Deploying controls without monitoring their effectiveness leaves a governance gap.


Question 2

A financial services company requires two separate managers to authorize any wire transfer over $100,000. A new system upgrade allows a single senior manager to approve these transfers unilaterally to speed up processing.

What security principle is being violated?

A. Least privilege
B. Defense in depth
C. Separation of duties
D. Non-repudiation

Answer & reasoning

Correct: C

Separation of duties requires that no single individual can complete a high-risk transaction alone. Allowing one manager to approve large wire transfers removes the control that prevents fraud or error by a single actor.

While least privilege may also be a concern, the core violation is eliminating the dual-authorization requirement.


Question 3

A software developer signs a code release with their private key. After deployment, a critical bug is discovered. The developer claims they never approved the release.

What security concept addresses this situation?

A. Authentication
B. Integrity
C. Accountability
D. Non-repudiation

Answer & reasoning

Correct: D

The digital signature provides non-repudiation. Because the developer signed the release with their private key, they cannot credibly deny having approved it.
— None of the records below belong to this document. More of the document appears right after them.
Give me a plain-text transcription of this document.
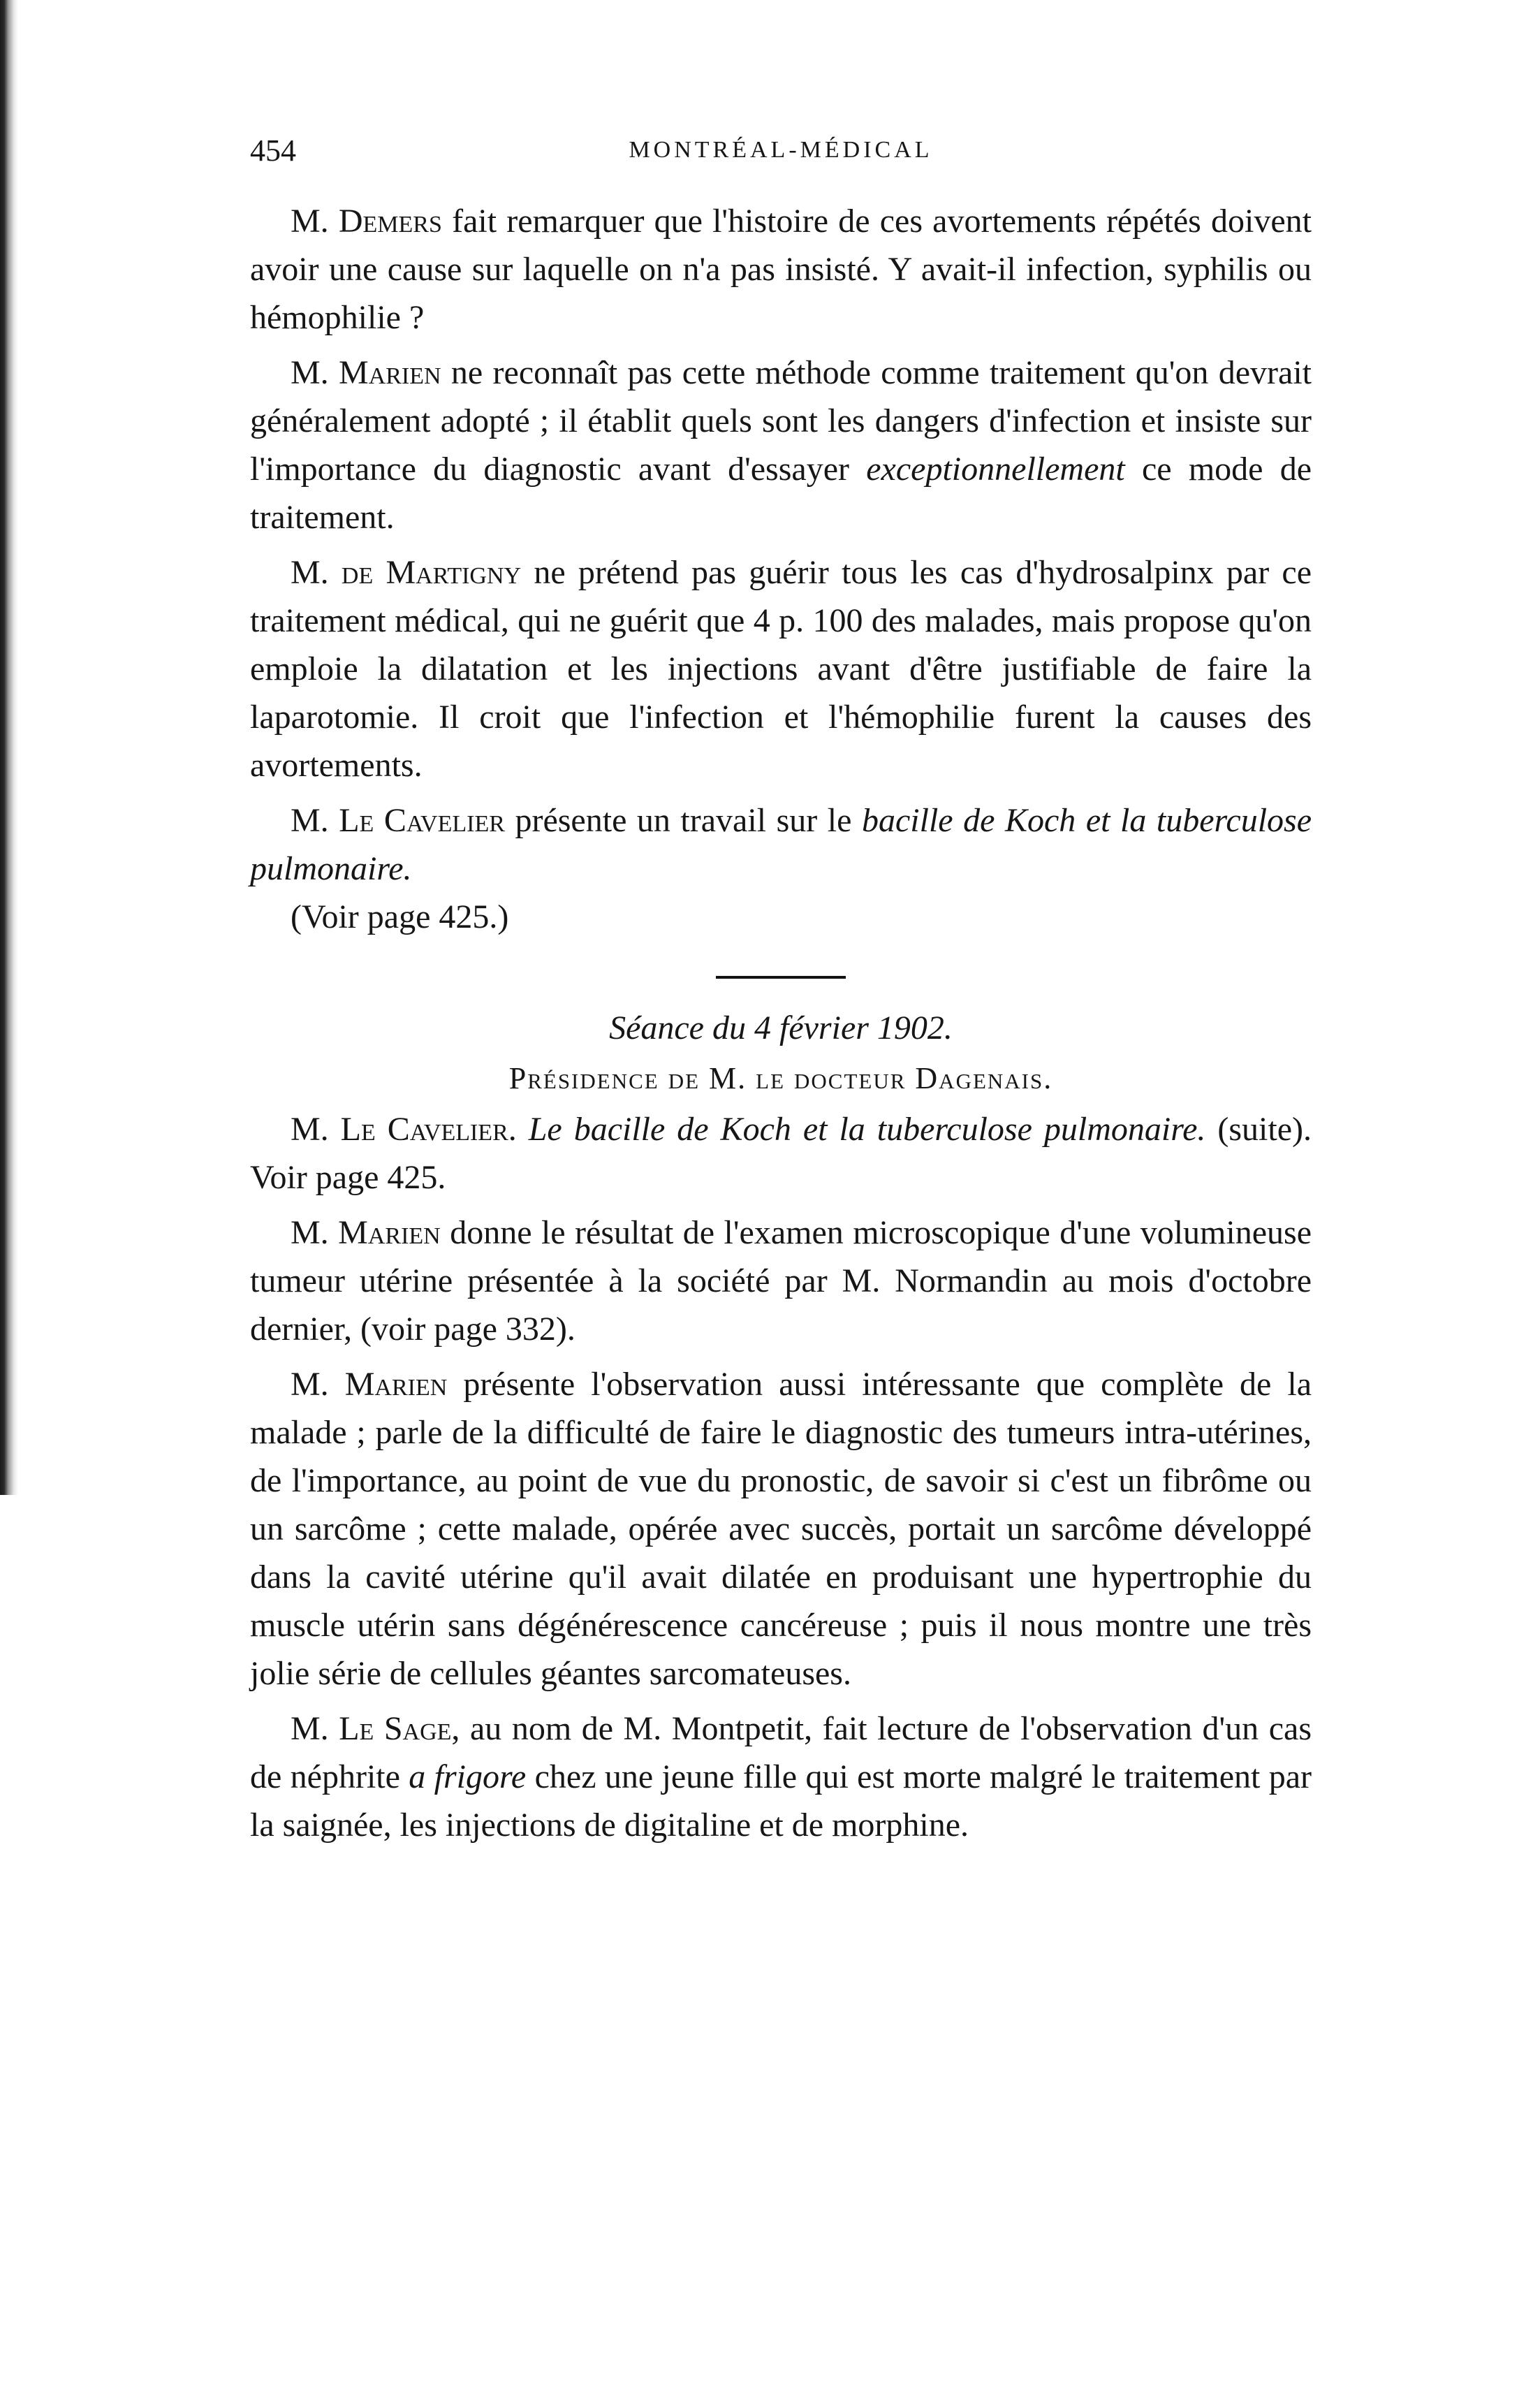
454	MONTRÉAL-MÉDICAL

M. Demers fait remarquer que l'histoire de ces avortements répétés doivent avoir une cause sur laquelle on n'a pas insisté. Y avait-il infection, syphilis ou hémophilie ?

M. Marien ne reconnaît pas cette méthode comme traitement qu'on devrait généralement adopté ; il établit quels sont les dangers d'infection et insiste sur l'importance du diagnostic avant d'essayer exceptionnellement ce mode de traitement.

M. de Martigny ne prétend pas guérir tous les cas d'hydrosalpinx par ce traitement médical, qui ne guérit que 4 p. 100 des malades, mais propose qu'on emploie la dilatation et les injections avant d'être justifiable de faire la laparotomie. Il croit que l'infection et l'hémophilie furent la causes des avortements.

M. Le Cavelier présente un travail sur le bacille de Koch et la tuberculose pulmonaire.

(Voir page 425.)

Séance du 4 février 1902.
Présidence de M. le docteur Dagenais.

M. Le Cavelier. Le bacille de Koch et la tuberculose pulmonaire. (suite). Voir page 425.

M. Marien donne le résultat de l'examen microscopique d'une volumineuse tumeur utérine présentée à la société par M. Normandin au mois d'octobre dernier, (voir page 332).

M. Marien présente l'observation aussi intéressante que complète de la malade ; parle de la difficulté de faire le diagnostic des tumeurs intra-utérines, de l'importance, au point de vue du pronostic, de savoir si c'est un fibrôme ou un sarcôme ; cette malade, opérée avec succès, portait un sarcôme développé dans la cavité utérine qu'il avait dilatée en produisant une hypertrophie du muscle utérin sans dégénérescence cancéreuse ; puis il nous montre une très jolie série de cellules géantes sarcomateuses.

M. Le Sage, au nom de M. Montpetit, fait lecture de l'observation d'un cas de néphrite a frigore chez une jeune fille qui est morte malgré le traitement par la saignée, les injections de digitaline et de morphine.
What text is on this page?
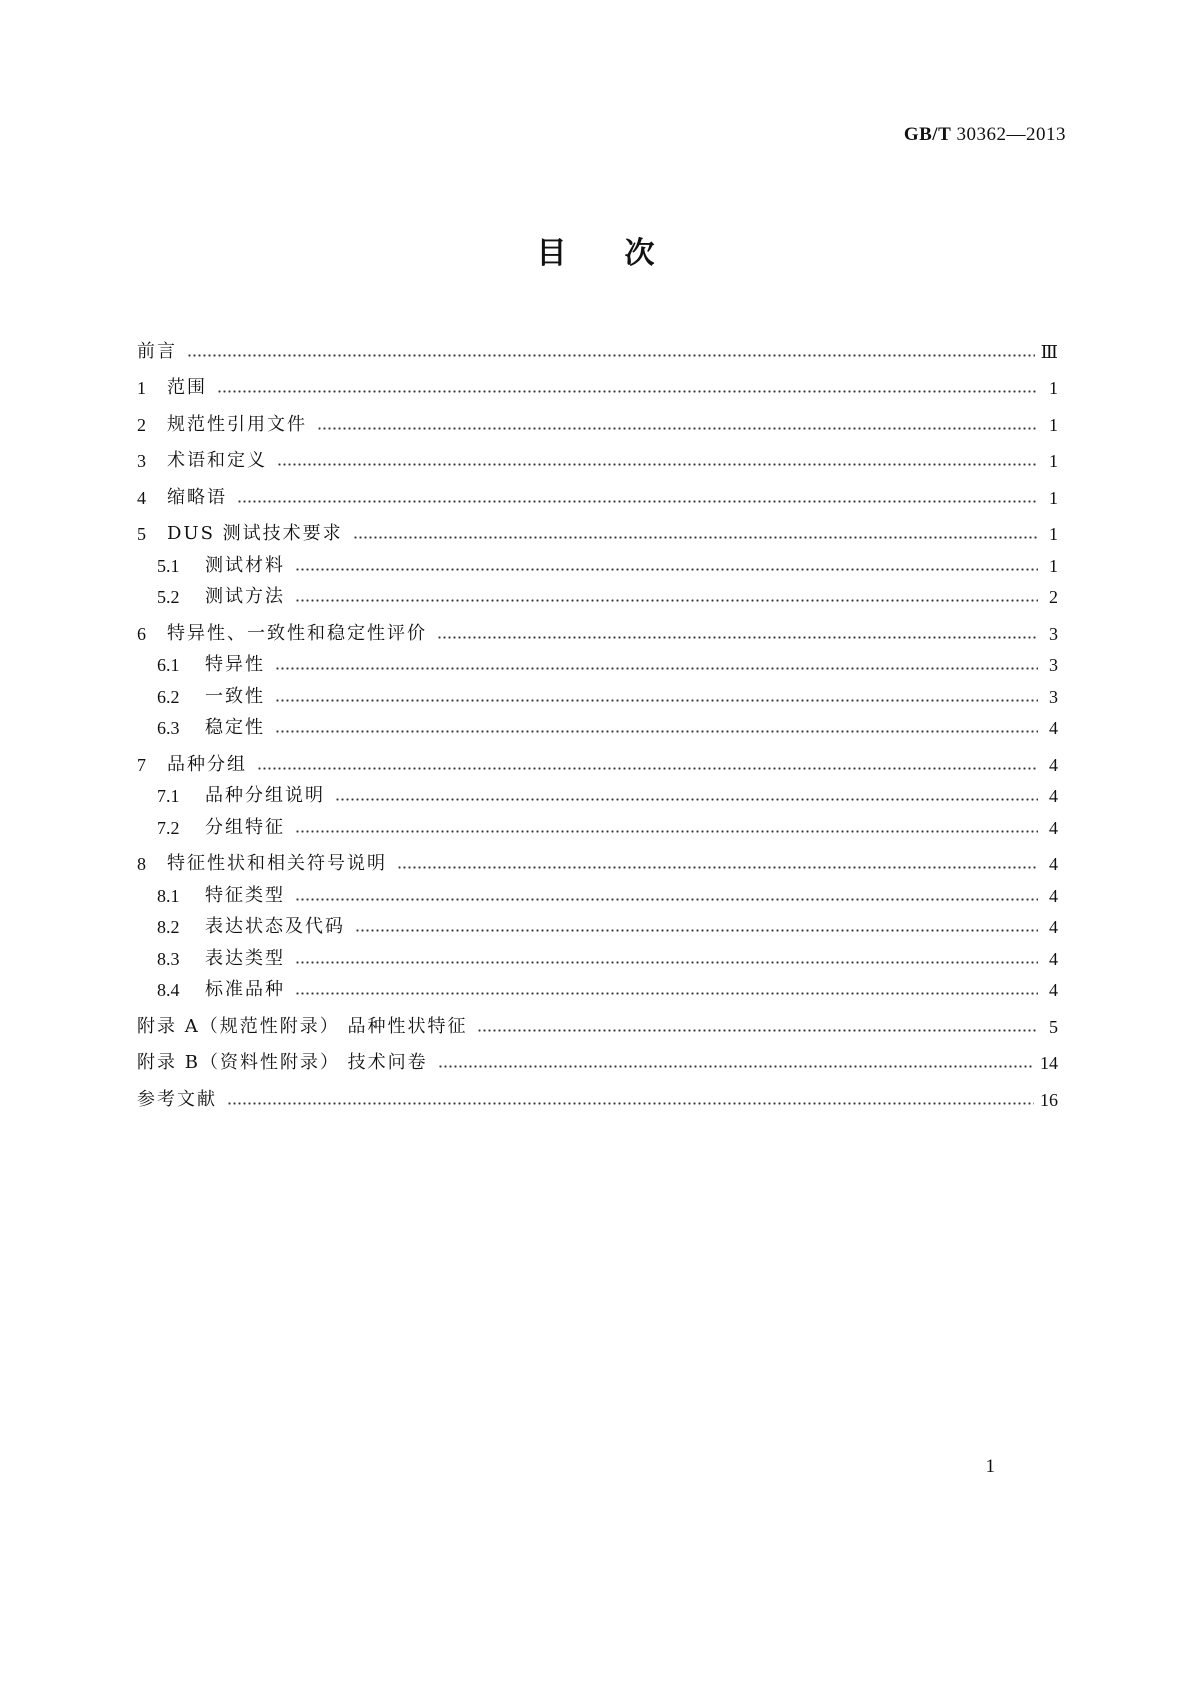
GB/T 30362—2013
目次
前言	Ⅲ
1	范围	1
2	规范性引用文件	1
3	术语和定义	1
4	缩略语	1
5	DUS 测试技术要求	1
5.1	测试材料	1
5.2	测试方法	2
6	特异性、一致性和稳定性评价	3
6.1	特异性	3
6.2	一致性	3
6.3	稳定性	4
7	品种分组	4
7.1	品种分组说明	4
7.2	分组特征	4
8	特征性状和相关符号说明	4
8.1	特征类型	4
8.2	表达状态及代码	4
8.3	表达类型	4
8.4	标准品种	4
附录 A（规范性附录） 品种性状特征	5
附录 B（资料性附录） 技术问卷	14
参考文献	16
1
Accountability would only show that an action occurred. Non-repudiation provides cryptographic proof that a specific individual performed the action.


Key Takeaway

Security concepts are not definitions to memorize — they are lenses for analyzing scenarios. On the CISSP, you will not be asked “what is integrity?” You will be given a situation and asked which concept is being violated, which principle should guide the response, or which trade-off the organization should accept.

The distinction that trips up the most candidates: due care is acting, due diligence is verifying. Know both sides.